Rare earth nickelates: from the 113 to the 112 phase

Materials Science Seminar

Rare earth nickelates: from the 113 to the 112 phase

Lucia Varbaro
Department of Quantum Matter Physics
University of Geneva, Geneva, Switzerland

Abstract: Rare-earth nickelates (RENiO3) belong to the wider family of perovskite oxides. These materials display a temperature-dependent metal-to-insulator transition (MIT) accompanied by a symmetry-lowering breathing distortion of the NiO6 octahedra units at a characteristic temperature (TMI) that depends on the size of the rare earth cation, RE [1,2]. High-quality solid solutions and superlattices of these compounds can be grown via RF off-axis magnetron sputtering. In this seminar, I will present work on SmₓNd₁₋ₓNiO₃ solid solutions, where we explored the interplay between the MIT and the paramagnetic-to-antiferromagnetic transition as a function of x. Our study demonstrates that films undergoing a first-order resistive phase transition can display decoupled transitions (TMI > TN) [3]. Furthermore, using nickelate superlattices we recently studied the characteristic length scale over which a metallic or an insulating phase can be established and the underlying mechanisms governing it [4,5]. By growing SmNiO3/NdNiO3 we showed that this length scale depends on the interplay between the energy cost of the boundary between metallic and insulating phases and the energy gain of the bulk phases [4]. The phase boundary cost of maintaining this interface can be exploited as a parameter to tune the electronic properties of these materials, specifically alternating metallic layers (La0.3Nd0.7NiO3) and layers displaying an MIT (SmNiO3) within a superlattice, with the aim of pushing a metal into an insulating state by increasing the interfaces density [6]. Finally, I will outline our path toward the 112 infinite-layer nickelate phase, first discovered by D. Li through topotactic reduction of perovskite nickelates using CaH₂ or NaH to selectively removing the apical oxygens and obtain a square planar geometry [7,8]. Following W. Wei's approach at Yale, we use the proposed solid-state reduction method: 2Al + 3NdNiO3 → Al2O3 + 3NdNiO2 to obtain the 112 phase [9, 10]. The films presented were all synthesized via RF off-axis magnetron sputtering, with the aluminum layer sputtered in situ on-axis. Therefore, we leverage our expertise in growing high-quality 113 films and heterostructures to achieve the 112 phase in neodymium and samarium nickelate solid solution thin films on LSAT substrates.
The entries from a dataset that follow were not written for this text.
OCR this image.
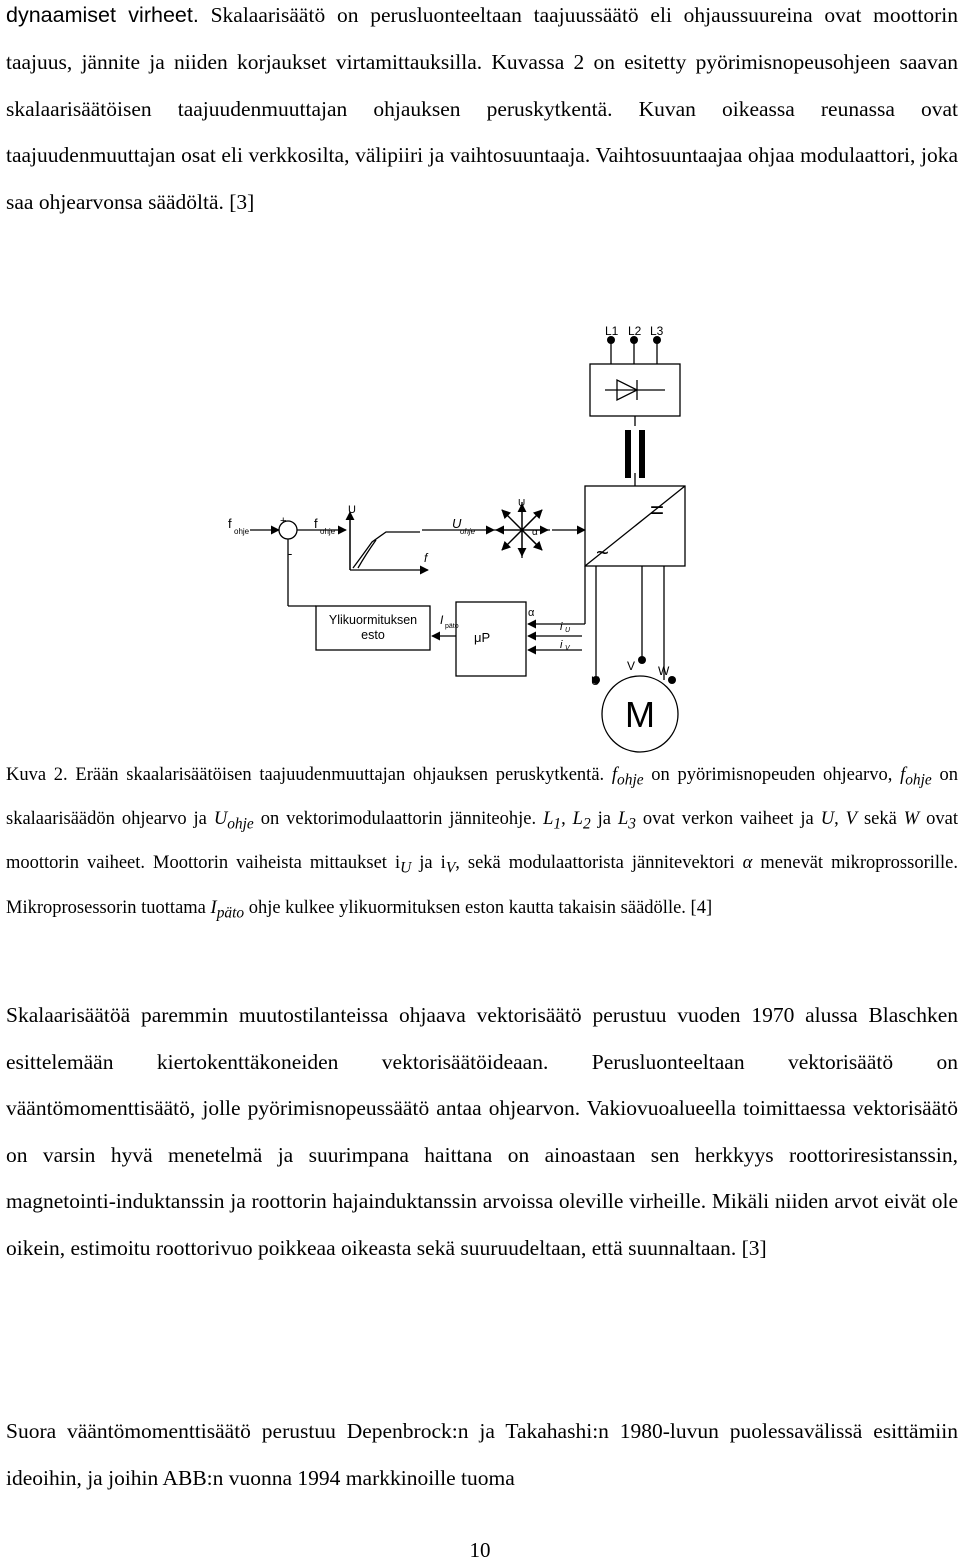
dynaamiset virheet. Skalaarisäätö on perusluonteeltaan taajuussäätö eli ohjaussuureina ovat moottorin taajuus, jännite ja niiden korjaukset virtamittauksilla. Kuvassa 2 on esitetty pyörimisnopeusohjeen saavan skalaarisäätöisen taajuudenmuuttajan ohjauksen peruskytkentä. Kuvan oikeassa reunassa ovat taajuudenmuuttajan osat eli verkkosilta, välipiiri ja vaihtosuuntaaja. Vaihtosuuntaajaa ohjaa modulaattori, joka saa ohjearvonsa säädöltä. [3]

L1 L2 L3
f
ohje
+
-
f
ohje
U
f
U
ohje
U
α
=
~
Ylikuormituksen
esto
I päto
μP
α
i U
i V
U
V W
M

Kuva 2. Erään skaalarisäätöisen taajuudenmuuttajan ohjauksen peruskytkentä. $f_{ohje}$ on pyörimisnopeuden ohjearvo, $f_{ohje}$ on skalaarisäädön ohjearvo ja $U_{ohje}$ on vektorimodulaattorin jänniteohje. $L_1$, $L_2$ ja $L_3$ ovat verkon vaiheet ja U, V sekä W ovat moottorin vaiheet. Moottorin vaiheista mittaukset $i_U$ ja $i_V$, sekä modulaattorista jännitevektori α menevät mikroprossorille. Mikroprosessorin tuottama $I_{päto}$ ohje kulkee ylikuormituksen eston kautta takaisin säädölle. [4]

Skalaarisäätöä paremmin muutostilanteissa ohjaava vektorisäätö perustuu vuoden 1970 alussa Blaschken esittelemään kiertokenttäkoneiden vektorisäätöideaan. Perusluonteeltaan vektorisäätö on vääntömomenttisäätö, jolle pyörimisnopeussäätö antaa ohjearvon. Vakiovuoalueella toimittaessa vektorisäätö on varsin hyvä menetelmä ja suurimpana haittana on ainoastaan sen herkkyys roottoriresistanssin, magnetointi-induktanssin ja roottorin hajainduktanssin arvoissa oleville virheille. Mikäli niiden arvot eivät ole oikein, estimoitu roottorivuo poikkeaa oikeasta sekä suuruudeltaan, että suunnaltaan. [3]

Suora vääntömomenttisäätö perustuu Depenbrock:n ja Takahashi:n 1980-luvun puolessavälissä esittämiin ideoihin, ja joihin ABB:n vuonna 1994 markkinoille tuoma

10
Bio: Lucia Varbaro is a PhD student in the Department of Quantum Matter Physics at the University of Geneva, Switzerland, where she has been part of Prof. Jean-Marc Triscone's group since February 2021. She obtained her bachelor's and master's degrees at the University of Genova, Italy, where she contributed to the European project OXiNEMS, working on the design and characterization of micro-electromechanical sensors for magnetometric measurements in collaboration with universities, research centers, and industry partners. Her doctoral research in Geneva focuses on the growth and characterization of nickelate-based thin films and heterostructures using Radio-Frequency Magnetron Sputtering, employing techniques such as X-ray diffraction, atomic force microscopy, transport measurements, and nanofabrication. Over the past three years, her work has led to multiple publications in journals such as Advanced Electronic Materials and APL Materials and has fostered international collaborations. Her research has been presented through invited and contributed talks at scientific conferences and workshops worldwide, particularly in the field of oxide electronics. More recently, she has been engaged in a new experimental project on superconductivity, specifically investigating the infinite layer phase of rare-earth nickelates. A key factor in achieving these results has been the Tremplin grant, which she was awarded in 2023. This support has allowed her to dedicate more time to her research by reducing teaching responsibilities, enabling her to focus on writing articles, finalizing her thesis, and strengthening international collaborations.

Wednesday, April 2
3 - 4 p.m.
Becton C031
Host: Prof. Charles Ahn